It’s a rare movie that features the military doing something besides blowing shit up for the sake of it. It’s also rare to see a story which expertly walks a tightrope between political and military realities, and presents them as a battle between morals and ethics, rather than good guys with magic bullets and terrible stereotypical bad guys intent on the fall of western civilisation. Gavin Hood‘s Eye in the Sky is such a movie, the story of a terrorist capture which soon spirals into a targeted assassination via drone.

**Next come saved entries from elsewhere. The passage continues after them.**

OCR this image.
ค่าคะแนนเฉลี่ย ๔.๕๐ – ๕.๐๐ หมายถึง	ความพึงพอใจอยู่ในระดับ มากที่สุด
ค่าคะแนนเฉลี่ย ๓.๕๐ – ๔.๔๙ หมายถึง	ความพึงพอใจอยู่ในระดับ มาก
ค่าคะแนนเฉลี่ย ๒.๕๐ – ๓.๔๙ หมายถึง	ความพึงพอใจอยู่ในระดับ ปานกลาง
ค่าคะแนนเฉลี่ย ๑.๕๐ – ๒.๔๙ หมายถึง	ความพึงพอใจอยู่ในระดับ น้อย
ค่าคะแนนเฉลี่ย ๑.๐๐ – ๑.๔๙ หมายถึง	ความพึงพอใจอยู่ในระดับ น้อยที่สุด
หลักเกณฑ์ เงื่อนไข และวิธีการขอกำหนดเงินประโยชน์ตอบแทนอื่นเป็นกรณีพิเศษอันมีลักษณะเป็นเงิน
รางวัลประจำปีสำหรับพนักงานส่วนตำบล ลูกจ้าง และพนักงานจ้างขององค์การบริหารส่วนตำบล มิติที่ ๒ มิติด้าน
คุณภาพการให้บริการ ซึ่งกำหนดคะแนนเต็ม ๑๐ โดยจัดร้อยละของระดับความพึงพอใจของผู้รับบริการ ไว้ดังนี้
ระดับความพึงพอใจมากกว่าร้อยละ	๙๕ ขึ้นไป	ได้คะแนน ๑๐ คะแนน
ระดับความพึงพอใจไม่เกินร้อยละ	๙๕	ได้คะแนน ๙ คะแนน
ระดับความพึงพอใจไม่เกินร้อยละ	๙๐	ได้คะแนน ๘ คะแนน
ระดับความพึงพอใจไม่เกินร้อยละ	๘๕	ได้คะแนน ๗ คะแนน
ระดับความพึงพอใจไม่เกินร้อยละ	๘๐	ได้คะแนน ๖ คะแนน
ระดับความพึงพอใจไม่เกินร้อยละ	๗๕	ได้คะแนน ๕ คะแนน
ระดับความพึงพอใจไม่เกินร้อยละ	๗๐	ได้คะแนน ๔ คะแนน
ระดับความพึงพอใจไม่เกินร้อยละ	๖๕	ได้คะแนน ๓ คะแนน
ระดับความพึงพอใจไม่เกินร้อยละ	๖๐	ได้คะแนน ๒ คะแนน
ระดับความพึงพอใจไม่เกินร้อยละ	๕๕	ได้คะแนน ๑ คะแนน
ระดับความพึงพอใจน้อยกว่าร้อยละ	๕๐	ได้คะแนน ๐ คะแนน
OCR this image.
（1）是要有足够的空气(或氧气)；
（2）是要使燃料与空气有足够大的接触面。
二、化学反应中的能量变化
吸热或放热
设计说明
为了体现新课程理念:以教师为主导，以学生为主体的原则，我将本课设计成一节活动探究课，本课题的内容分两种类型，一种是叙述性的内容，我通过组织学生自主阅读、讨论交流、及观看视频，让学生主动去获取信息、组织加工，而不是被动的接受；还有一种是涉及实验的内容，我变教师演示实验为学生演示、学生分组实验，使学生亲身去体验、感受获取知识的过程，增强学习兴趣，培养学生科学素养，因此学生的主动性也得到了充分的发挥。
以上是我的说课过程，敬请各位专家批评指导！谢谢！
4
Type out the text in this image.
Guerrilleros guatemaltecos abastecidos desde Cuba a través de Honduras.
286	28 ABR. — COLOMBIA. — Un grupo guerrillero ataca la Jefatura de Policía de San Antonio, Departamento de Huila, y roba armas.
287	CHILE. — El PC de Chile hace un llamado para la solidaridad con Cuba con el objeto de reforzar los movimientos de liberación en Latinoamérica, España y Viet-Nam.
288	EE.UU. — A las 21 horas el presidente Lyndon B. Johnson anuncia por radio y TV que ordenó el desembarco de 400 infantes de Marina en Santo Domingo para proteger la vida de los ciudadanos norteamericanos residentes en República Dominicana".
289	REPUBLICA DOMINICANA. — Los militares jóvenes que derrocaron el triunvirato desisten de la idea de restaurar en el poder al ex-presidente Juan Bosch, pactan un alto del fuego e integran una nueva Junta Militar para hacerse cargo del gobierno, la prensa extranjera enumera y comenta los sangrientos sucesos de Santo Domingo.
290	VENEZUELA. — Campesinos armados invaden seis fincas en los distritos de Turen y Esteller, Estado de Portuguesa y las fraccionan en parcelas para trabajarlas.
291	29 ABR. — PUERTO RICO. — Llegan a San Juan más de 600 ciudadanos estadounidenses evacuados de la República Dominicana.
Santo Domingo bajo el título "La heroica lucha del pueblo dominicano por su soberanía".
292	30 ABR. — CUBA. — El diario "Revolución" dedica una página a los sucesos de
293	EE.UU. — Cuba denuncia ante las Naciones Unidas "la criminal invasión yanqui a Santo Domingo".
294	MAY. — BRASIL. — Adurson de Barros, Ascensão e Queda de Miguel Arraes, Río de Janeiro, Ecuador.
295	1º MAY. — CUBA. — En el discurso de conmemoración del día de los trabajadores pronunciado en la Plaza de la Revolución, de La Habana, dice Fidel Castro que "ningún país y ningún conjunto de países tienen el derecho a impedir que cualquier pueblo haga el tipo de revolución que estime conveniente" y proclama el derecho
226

Guy Hibbert has written a screenplay that far from being the same old standard Us Versus Them fare, paints an all too real picture of drone warfare and the compromises made to save lives. It doesn’t dress these decisions up in chest thumping patriotism, instead choosing to present the issues without embellishment. And yes, there are Muslim terrorists in play, but there are also Muslim military officers and spies trying to stop them, which is surely a first. Essentially though, the whole operation hinges on numbers; can the estimated blast zone be reduced to save a single child from injury? Will she sell the fifteen loaves of flat bread before the terrorists leave on their suicide mission and murder and maim up to a hundred more?
This could have so easily been a dry, dull by the numbers script, something that wants to say a lot but comes across as commercial-TV-news-boring. The key here is to make the characters real – people we can relate to and perhaps empathise with.
In Britain, a woman (Helen Mirren) can’t sleep so she wanders to her office in fluffy slippers and a dressing gown. She is Colonel Katherine Powell, soon to command operation Egret, a capture-the-terrorist operation in Kenya. Lieutenant General Benson (Alan Rickman in his final film role) is having trouble buying a baby doll toy for a grandchild; he’s the liaison with the politicians who are quick to avoid responsibility and push it around like children who don’t want to eat their greens.
In Kenya, Alia (Aisha Takow) tries to play and learn amongst people who would punish her for the act, but her parents are quick to protect her from harm. Jama Farah (Barkhad Abdi), a spy on the ground, complains he can’t keep track of all the code words the British and Americans use.
In Las Vegas, drone pilots Steve Watts (Aaron Paul) and Carrie Gershon (Phoebe Fox) appear as standard stoic military types, but as the mission progresses their humanity shines through. When Watts finally finishes the job, it’s fifty-fifty whether he’ll be reaching for a bottle or a bullet.
In Asia, the American Secretary of State (Michael O’Keefe) is only too happy to give the go-ahead to bump off known terrorists, and there’s a momentary flicker of frustration at how the British are being so reluctant to pull the trigger, which shows the fundamental difference between the two countries. Meanwhile, British Foreign Secretary James Willett (Iain Glen) wants the operation to stop because he’s got food poisoning and a child’s life is at stake; the possibility the footage will leak to YouTube, a nod to Chelsea Manning‘s efforts with Wikileaks, is another less selfless consideration.
Characterisation and story are two thirds of the movie; Haris Zambarloukos‘ cinematography is the other, and the choice to shoot in natural colours rather than the now traditional teal and orange makes Eye in the Sky more compelling, and grounds it in reality rather than some shoot-em-up apology for a western. Editing by Megan Gill keeps the action real and the pacing is just right; too slow and it would have been a TV movie, too quick, a Hollywood action movie. South Africa, the director’s home country, doubles as Kenya, and gives the most atmospheric scenes of the movie, so detached from the electronic hum of Drone HQ, Whitehall elegance and the dull grey operations room where Powell tries workaround after workaround to make the operation a success.
In the end, what makes this such a compelling thriller is the battle between people’s subjective, personal reality versus the objectivity of the bigger picture that ironically the Drone provides – the eye in the sky of the title. It’s left to Alan Rickman to have the last word when challenged by a politician after the inevitable occurs: that soldiers are all too aware of the cost of war.
Eye in the Sky is in cinemas from 24th March through Entertainment One.